Alanis Morissette’s Jagged Little Pill musical is now becoming a novel

Diablo Cody, who wrote the book for the musical, is involved in the adaptation

Aux News Alanis Morissette
Alanis Morissette’s Jagged Little Pill musical is now becoming a novel
Jagged Little Pill Photo: Cindy Ord

The journey of Alanis Morissette’s 1995 album Jagged Little Pill is certainly unusual: First it was an album, a thing that’s just music. Then, more than 20 years later, it debuted as a jukebox musical that added a plot to the original songs (plus some new ones), with the book being written by Diablo Cody. Now, Cody, Morissette, and Jagged Little Pill producer/co-creator Glen Ballard are teaming up with YA author Eric Smith to complete this weird journey and turn the Jagged Little Pill musical into a novel—which is a thing that’s just story and has no music.

This comes from Rolling Stone, and it means that there will now be a version of Jagged Little Pill that everyone can enjoy, no matter if you like all music, a little music, or no music. (The Jagged Little Pill audiobook is going to significantly complicate matters, though.) The Jagged Little Pill novel will be available in April, and Rolling Stone says the increasingly large web of creators who had a hand in this saga all helped put the novel together in some fashion.

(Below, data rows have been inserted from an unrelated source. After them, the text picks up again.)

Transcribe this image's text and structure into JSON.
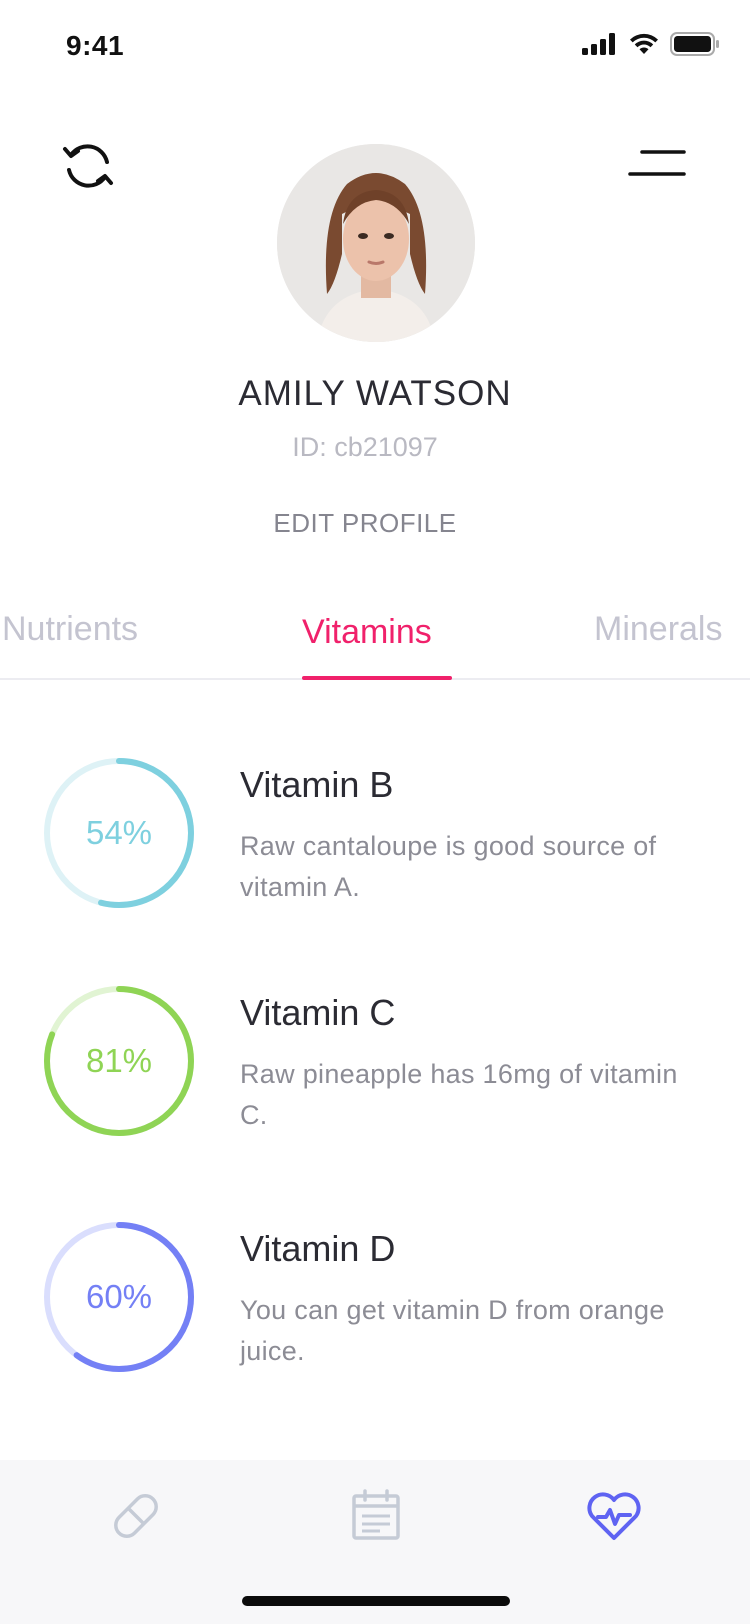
{
  "status_bar": {
    "time": "9:41"
  },
  "profile": {
    "name": "AMILY WATSON",
    "id_text": "ID: cb21097",
    "edit_label": "EDIT PROFILE"
  },
  "tabs": [
    {
      "label": "Nutrients",
      "active": false
    },
    {
      "label": "Vitamins",
      "active": true
    },
    {
      "label": "Minerals",
      "active": false
    }
  ],
  "vitamins": [
    {
      "title": "Vitamin B",
      "percent_label": "54%",
      "percent": 54,
      "description": "Raw cantaloupe is good source of vitamin A.",
      "color": "#7ed0df",
      "track_color": "#def2f6"
    },
    {
      "title": "Vitamin C",
      "percent_label": "81%",
      "percent": 81,
      "description": "Raw pineapple has 16mg of vitamin C.",
      "color": "#8fd455",
      "track_color": "#e1f4d3"
    },
    {
      "title": "Vitamin D",
      "percent_label": "60%",
      "percent": 60,
      "description": "You can get vitamin D from orange juice.",
      "color": "#7480f5",
      "track_color": "#dadefd"
    }
  ],
  "bottom_nav": [
    {
      "icon": "pill-icon",
      "active": false
    },
    {
      "icon": "calendar-icon",
      "active": false
    },
    {
      "icon": "heart-pulse-icon",
      "active": true
    }
  ],
  "colors": {
    "accent": "#f0216b",
    "nav_active": "#5f63f2",
    "nav_inactive": "#c5cbd6"
  }
}
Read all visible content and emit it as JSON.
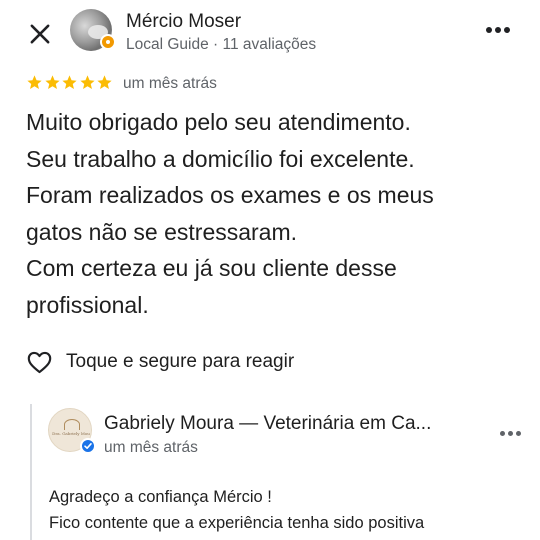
{
  "icons": {
    "close": "close-icon",
    "more": "more-horizontal-icon",
    "star": "star-icon",
    "heart": "heart-outline-icon",
    "local_guide_badge": "local-guide-badge-icon",
    "verified": "verified-check-icon"
  },
  "colors": {
    "star": "#fbbc04",
    "secondary_text": "#5f6368",
    "primary_text": "#1f1f1f",
    "local_guide": "#f29900",
    "verified": "#1a73e8"
  },
  "review": {
    "author_name": "Mércio Moser",
    "author_meta": "Local Guide · 11 avaliações",
    "rating": 5,
    "time": "um mês atrás",
    "text_lines": [
      "Muito obrigado pelo seu atendimento.",
      "Seu trabalho a domicílio foi excelente.",
      "Foram realizados os exames e os meus",
      "gatos não se estressaram.",
      "Com certeza eu já sou cliente desse",
      "profissional."
    ],
    "react_label": "Toque e segure para reagir"
  },
  "owner_reply": {
    "name": "Gabriely Moura — Veterinária em Ca...",
    "time": "um mês atrás",
    "logo_text": "Dra. Gabriely Mou",
    "text_lines": [
      "Agradeço a confiança Mércio !",
      "Fico contente que a experiência tenha sido positiva"
    ]
  }
}
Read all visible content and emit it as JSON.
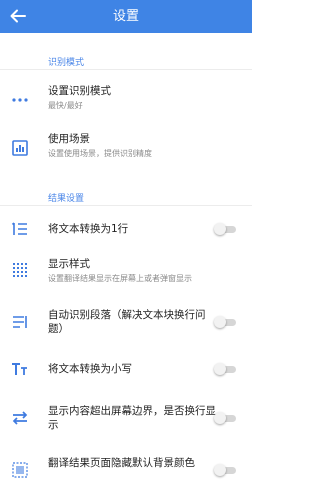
{
  "header": {
    "title": "设置",
    "back_icon": "arrow-left-icon"
  },
  "sections": {
    "recognition": {
      "title": "识别模式"
    },
    "results": {
      "title": "结果设置"
    }
  },
  "items": {
    "mode": {
      "label": "设置识别模式",
      "sub": "最快/最好",
      "icon": "more-dots-icon"
    },
    "scene": {
      "label": "使用场景",
      "sub": "设置使用场景，提供识别精度",
      "icon": "chart-icon"
    },
    "one_line": {
      "label": "将文本转换为1行",
      "icon": "list-numbered-icon",
      "toggle": false
    },
    "display_style": {
      "label": "显示样式",
      "sub": "设置翻译结果显示在屏幕上或者弹窗显示",
      "icon": "grid-dots-icon"
    },
    "auto_paragraph": {
      "label": "自动识别段落（解决文本块换行问题）",
      "icon": "paragraph-icon",
      "toggle": false
    },
    "lowercase": {
      "label": "将文本转换为小写",
      "icon": "text-case-icon",
      "toggle": false
    },
    "wrap": {
      "label": "显示内容超出屏幕边界，是否换行显示",
      "icon": "swap-icon",
      "toggle": false
    },
    "hide_bg": {
      "label": "翻译结果页面隐藏默认背景颜色",
      "icon": "background-icon",
      "toggle": false
    }
  },
  "colors": {
    "accent": "#3f84e5",
    "section_title": "#4a86e8",
    "icon": "#3f7be0"
  }
}
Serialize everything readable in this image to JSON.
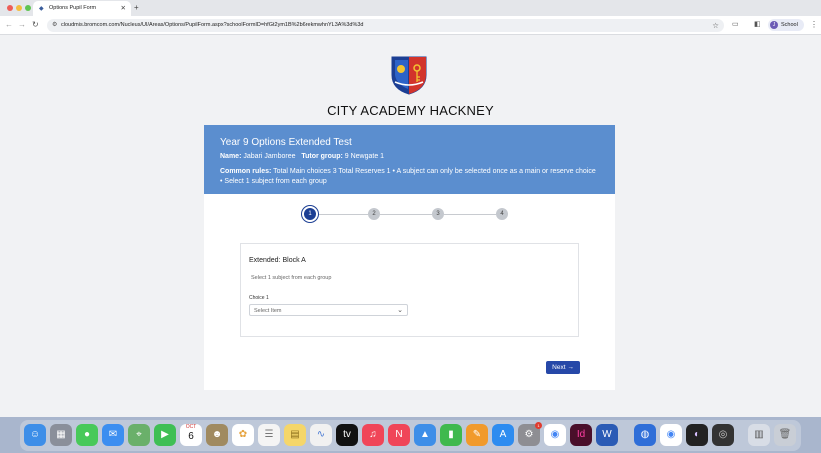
{
  "browser": {
    "tab_title": "Options Pupil Form",
    "url": "cloudmis.bromcom.com/Nucleus/UI/Areas/Options/PupilForm.aspx?schoolFormID=hfGt2ym1B%2b6rekmwhnYL3A%3d%3d",
    "profile_label": "School",
    "profile_initial": "J"
  },
  "school": {
    "name": "CITY ACADEMY HACKNEY"
  },
  "header": {
    "title": "Year 9 Options Extended Test",
    "name_label": "Name:",
    "name_value": "Jabari Jamboree",
    "tutor_label": "Tutor group:",
    "tutor_value": "9 Newgate 1",
    "rules_label": "Common rules:",
    "rules_text": "Total Main choices 3 Total Reserves 1 • A subject can only be selected once as a main or reserve choice • Select 1 subject from each group"
  },
  "stepper": {
    "steps": [
      "1",
      "2",
      "3",
      "4"
    ],
    "active_step": 1
  },
  "block": {
    "title": "Extended: Block A",
    "hint": "Select 1 subject from each group",
    "choice_label": "Choice 1",
    "select_placeholder": "Select Item"
  },
  "actions": {
    "next_label": "Next",
    "next_icon": "arrow-right-icon"
  },
  "dock": {
    "calendar_day": "6",
    "calendar_month": "OCT",
    "badge_count": "1",
    "apps": [
      "finder",
      "launchpad",
      "messages",
      "mail",
      "maps",
      "facetime",
      "calendar",
      "notes",
      "photos",
      "reminders",
      "notes-yellow",
      "freeform",
      "appletv",
      "music",
      "news",
      "keynote",
      "numbers",
      "pages",
      "appstore",
      "settings",
      "chrome",
      "indesign",
      "word",
      "globe",
      "chrome-2",
      "terminal",
      "preview",
      "files",
      "trash"
    ]
  }
}
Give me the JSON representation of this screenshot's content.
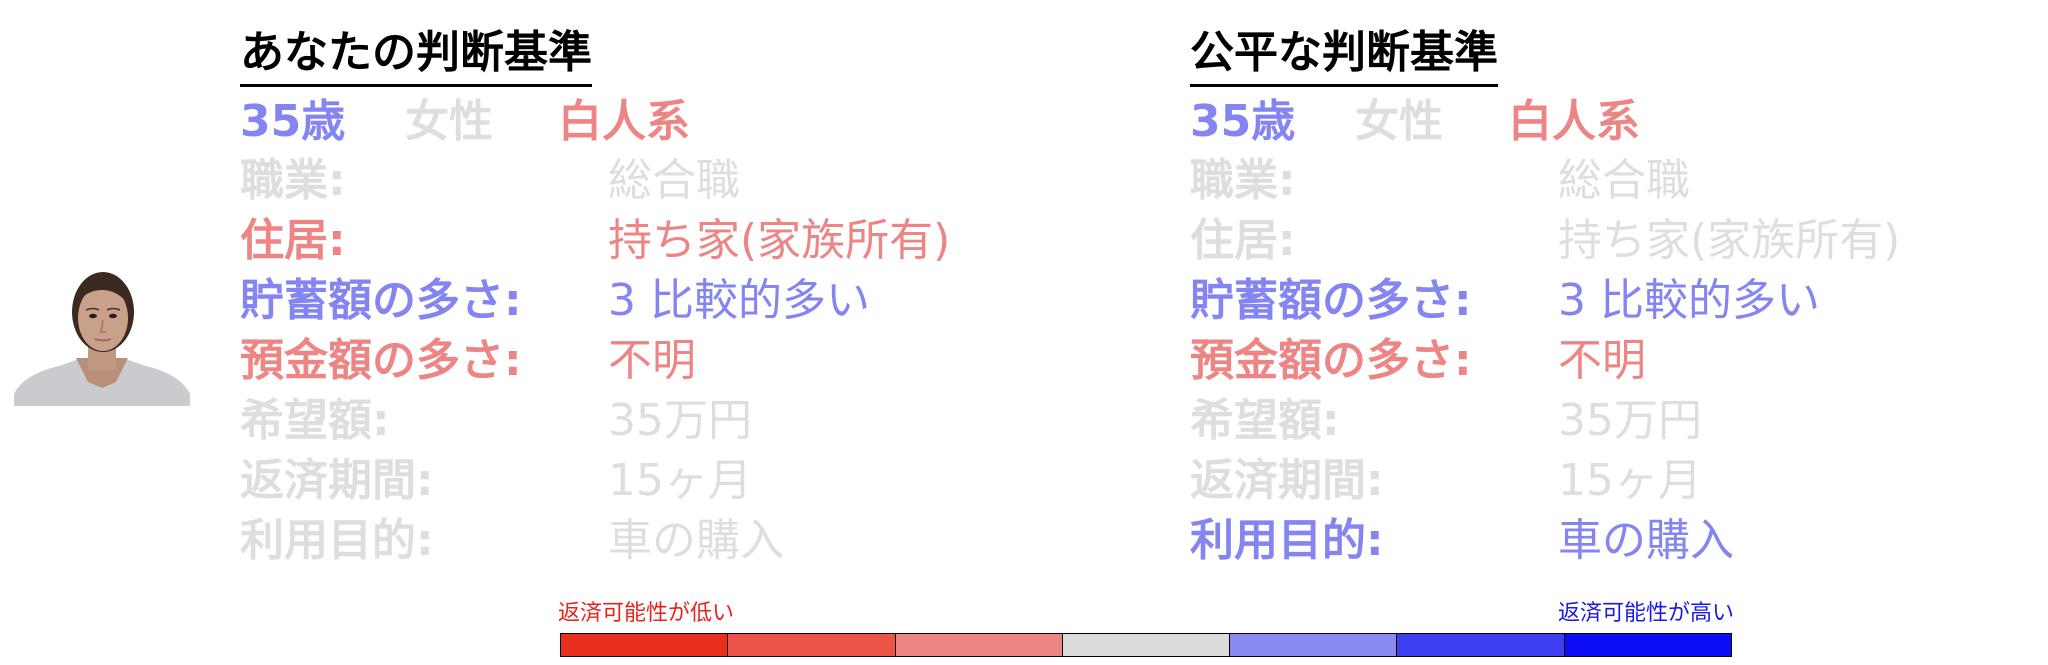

The original musical is about a family going through various struggles that are inspired by the lyrics of Alanis Morissette songs, primarily off of Jagged Little Pill but not exclusively. It earned a whopping 15 Tony nominations last year during the weird COVID-abbreviated musical season, ultimately taking home Best Performance By A Featured Actress In A Musical (for Lauren Patten) and Best Book Of A Musical (Cody).

For anyone who needs more Morissette in their lives, there’s the HBO documentary Jagged that she denounced and also the upcoming ABC sitcom Relatable that’s loosely based on her life. Soon, hopefully, Jagged Little Pill will get adapted into a graphic novel and continue its journey even more, but we’ll have to settle for what we have now until then.

27 Comments

  • dirtside-av says:

    Next there’ll be a movie adaptation of the novel, and finally the movie’s soundtrack will come out, but it’ll just be a rerelease of the original album, finally completing the ouroboros of adaptation and opening the seventh seal so that we can finally put an end to humanity.

  • putusernamehere-av says:

    I’ll wait for the soundtrack.

  • robert-denby-av says:

    I’m holding out for Jagged Little Pogs.

  • ganews-av says:

    Does the musical reference how embarrassing the lyrics to “You Oughtta Know” are when delivered by an adult (as opposed the the empowered-female anthem it used to be promoted as) or how infamous “Ironic” is?

    • on-2-av says:

      Ironic is literally in a high school English class, complete with “that isn’t actually irony” call out. It completely works. There is a shortened version from the Tony’s performance intro.

      You Oughta Know is delivered by a teenager, and is phenomenal in the context reworked for the show.  It is the signature song for the character played be the best supporting actress winner.  Literally has had a number of mid-act standing ovations. 

  • argiebargie-av says:

    I listened to JLP the other day. Like most 90’s music, it has not aged well. I think it’s because the derivative garbage inspired by it that surfaced the early 2000’s overdid the whole faux-angst, mid-tempo quiet/loud formula. There is a reason 80’s music keeps coming back, but not 90’s (or 2000’s)

  • kinjacaffeinespider-av says:
  • discojoe-av says:

    Meh. I’m just gonna wait for the Musical Audio Book version to be released.

  • detectivefork-av says:

    I’d like to see someone finally write a novel based on The Phantom of the Opera or Les Misérables.

  • on-2-av says:

    All joking aside … the musical is really, really good. I get why Moulin Rouge won a bunch of the Tony’s, but I think the choreography does some really great (better) character work for JLP, it is overall a better musical, and the supporting actress win was 100% on the money. Literally, a performance that creates a mid-act standing ovation on the regular.

    Not sure a book version captures exactly why the musical itself works. The story is fine, but it is the way the music/staging adds to the interpretation that makes it really interesting.

  • anathanoffillions-av says:

    “ah yes, one of her hands was in her pocket but the real query remained…where was the other hand?  End Prologue”

  • presidentzod-av says:

    Is this the musical where Dave Coulier is re-imagined as transgender and sings “You Oughta Know!” in an accusatory tone when she tries to go down on him in the theater and there’s nothing to go down on?